Online treasure trove takes on women's history

Retired UUPer Judith Wellman is shown at the Women's Rights National Historical Park in Seneca Falls. Wellman helped organize an online reference tool on women's history. 'These sites are all cataloged as if a book,' Wellman says. 'We have a fairly elaborate and careful collections policy.' Photo by Ron Goodrich.
"The Road from Seneca Falls" is sometimes dusty, sometimes flooded and many times jammed with traffic. It's the well-worn road of women's history, their journeys from the 17th century onward chronicled on a new Web resource for teachers and students.
The site - http://www.roadsfromsenecafalls.net/ - is a welcome rest stop on the information highway, containing links to 2,000 sites on women's history.
With just one query, "Roads" will direct users to sites that have been evaluated and categorized by educators. Information includes primary sources searchable by subject, grade level and resource type. Students and teachers can weave this information into many subjects of study.
The Seneca Falls project is named after the birthplace of women's rights. It "could change a whole generation's understanding of women's history," said Judith Wellman, a retired professor of history at the State University of New York at Oswego.
She and colleague Joanne Silverstein of Syracuse University's Information Institute earned a $213,000 grant from the U.S. Department of Education for the project.
With women making up the majority of the U.S. population and nearly half of the nation's labor force and management, "current social studies syllabi fall short on the contributions and leadership of women," said Wellman, a member of United University Professions, the NYSUT affiliate that represents academic and professional faculty at SUNY.
Teachers or families wanting to visit a historic place important to women's history can click on "Field Trips" and search for links to historic sites and museums relating to a particular topic.
"We really wanted to be a bridge between classroom and community," said Wellman.

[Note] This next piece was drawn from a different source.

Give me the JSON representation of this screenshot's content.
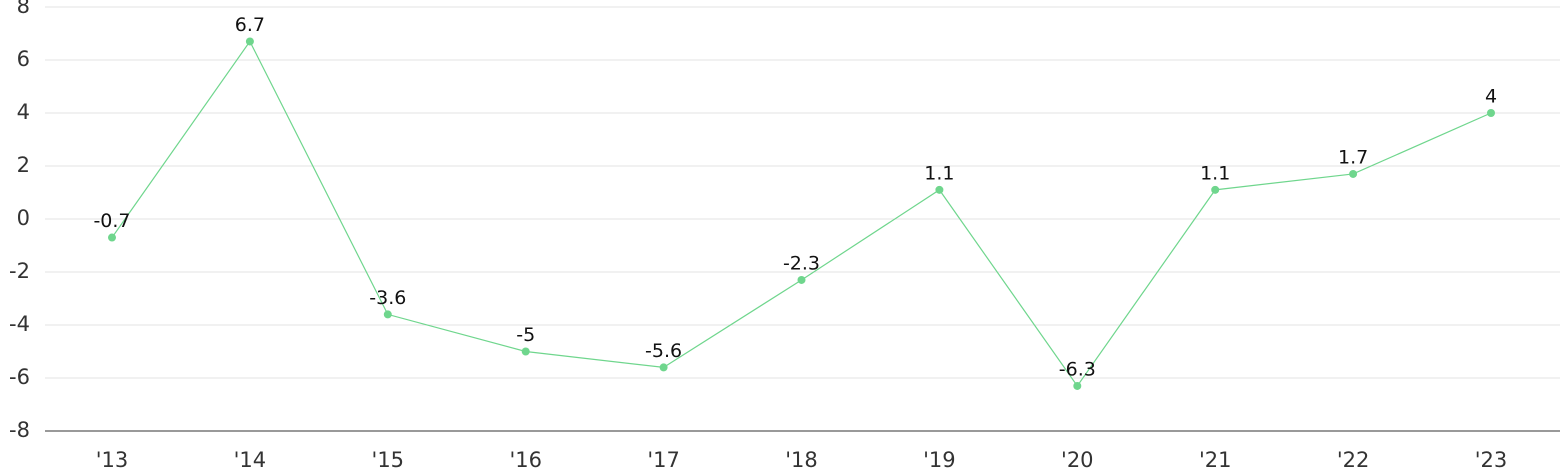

Since people often lack time for detailed searches on the Web, Wellman said, "we can do it for them."
Indexes of textbooks were combed, along with databases, collections of primary sources, the Library of Congress, major collections at several colleges and women's history sites.
Many possibilities
Possibilities abound. Seeking a primary source related to southern African-American women's memoirs? "Roads" will lead you to http://www.docsouth.edu/, librarians, and professional staff across the country to answer questions.
In Manassas, Va., sixth-grade teacher Cyndy Mattia assigns every student an American woman to research for the women's history unit. Last year, she used the site for the first time.
"One of the most beneficial things is being able to connect what I'm teaching my students with my passion for women's history," said Mattia, a western New York resident for 42 years.
St. Louis University professor Elisabeth Perry, co-author of two high school level books on the history of women and minorities, also leads national teacher workshops.
"There's so much now available on the Internet it's hard to keep track of it," she said. "Judith's project gives me an updated method for doing so."
It also leads to lesser-known women: Jogansoseh, the Peace Queen who lived at Ganondagon, a historic Seneca village; and Sybil Ludington, a 16-year-old girl who rode her horse through Dutchess County in 1777 to let citizens know the British were coming.
"The site has document-based questions and all the primary source documents you can dream of for development of rigorous and interesting lessons for our students," said Linda Zagraniczny, a high school global studies teacher in Syracuse. A member of the Syracuse Teachers Association, Zagraniczny is on the site's advisory board.